CHRIS LAKEY Post-match harmony was in short supply after Saturday's draw as the rival managers - once team-mates at Reading - begged to differ over the events of the closing minutes.

CHRIS LAKEY

Post-match harmony was in short supply after Saturday's draw as the rival managers - once team-mates at Reading - begged to differ over the events of the closing minutes.

When fourth official John Hayto held aloft the board announcing there would be four minutes of time added on, there was a collective query that went around nine tenths of Carrow Road, "four?"

Hull boss Phil Parkinson was sent to the stands soon after the Hull goal for failing to give the ball back to Norwich quickly after catching it on the touchline.

He explained afterwards that he had been punished for making a protest over the way the club's multi-ball system was working.

"I just thought the ball was coming back a little slower once Norwich had gone in front," he said. "To be fair to the referee he told me he had added on some time for that, which is why we had four extra minutes, but he didn't like the way I held onto the ball at the end.

"I had to watch the last few minutes from the stand but it was no big deal and I don't want to make a big issue of it."

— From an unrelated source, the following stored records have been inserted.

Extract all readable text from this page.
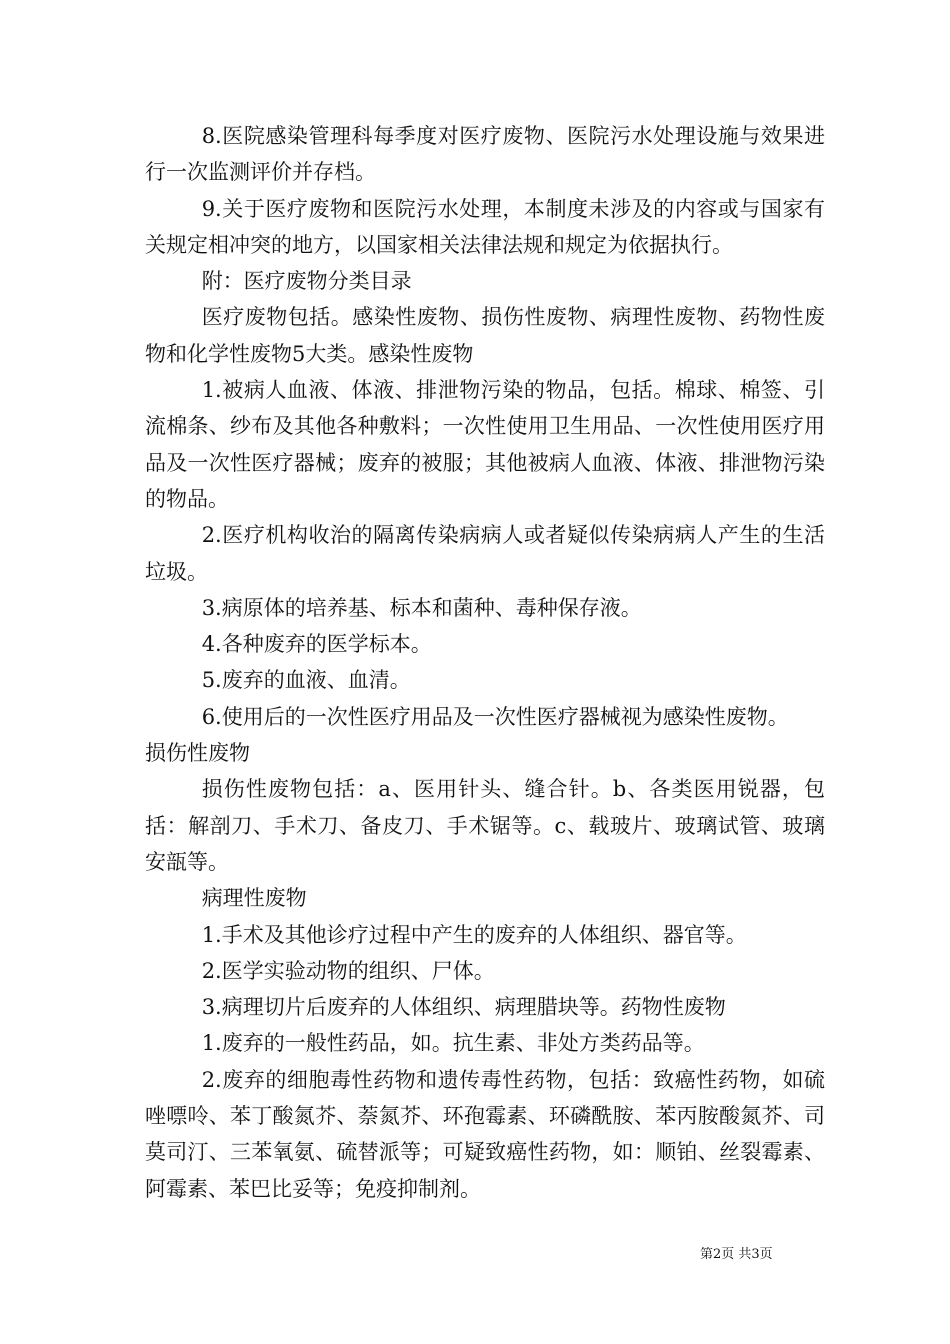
8.医院感染管理科每季度对医疗废物、医院污水处理设施与效果进行一次监测评价并存档。

9.关于医疗废物和医院污水处理，本制度未涉及的内容或与国家有关规定相冲突的地方，以国家相关法律法规和规定为依据执行。

附：医疗废物分类目录

医疗废物包括。感染性废物、损伤性废物、病理性废物、药物性废物和化学性废物5大类。感染性废物

1.被病人血液、体液、排泄物污染的物品，包括。棉球、棉签、引流棉条、纱布及其他各种敷料；一次性使用卫生用品、一次性使用医疗用品及一次性医疗器械；废弃的被服；其他被病人血液、体液、排泄物污染的物品。

2.医疗机构收治的隔离传染病病人或者疑似传染病病人产生的生活垃圾。

3.病原体的培养基、标本和菌种、毒种保存液。

4.各种废弃的医学标本。

5.废弃的血液、血清。

6.使用后的一次性医疗用品及一次性医疗器械视为感染性废物。

损伤性废物

损伤性废物包括：a、医用针头、缝合针。b、各类医用锐器，包括：解剖刀、手术刀、备皮刀、手术锯等。c、载玻片、玻璃试管、玻璃安瓿等。

病理性废物

1.手术及其他诊疗过程中产生的废弃的人体组织、器官等。

2.医学实验动物的组织、尸体。

3.病理切片后废弃的人体组织、病理腊块等。药物性废物

1.废弃的一般性药品，如。抗生素、非处方类药品等。

2.废弃的细胞毒性药物和遗传毒性药物，包括：致癌性药物，如硫唑嘌呤、苯丁酸氮芥、萘氮芥、环孢霉素、环磷酰胺、苯丙胺酸氮芥、司莫司汀、三苯氧氨、硫替派等；可疑致癌性药物，如：顺铂、丝裂霉素、阿霉素、苯巴比妥等；免疫抑制剂。

第2页 共3页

Not surprisingly, that argument didn't sit comfortably with Peter Grant.

"I heard Phil Parkinson talking about the ref keeping the ball - it must have been when Phil Brown (Parkinson's assistant) kicked the ball away and when Parky kept the ball behind his back, that's what the ref must have put it on for," said Grant.

"It's alright for Phil to say that if it was 0-0, but Phil Brown smashed the ball back down the line again and Phil Parkinson held the ball behind his back when we were going to take quick throw, so ask Phil if that's hiding the ball or if that's time wasting.

"I can't believe he has even commented on that."

And while Grant said Hull were lucky to leave with a point, Parkinson saw it very differently.

"For me a point was the very least we deserved from the game," he said. "We switched off and conceded a very soft goal but I thought we responded to that in terrific fashion and we got our reward in the end.

"There is an honesty running through this group of players that I see on the training ground every day, and you saw that out on the pitch today. They never stopped battling and I couldn't be more pleased for them."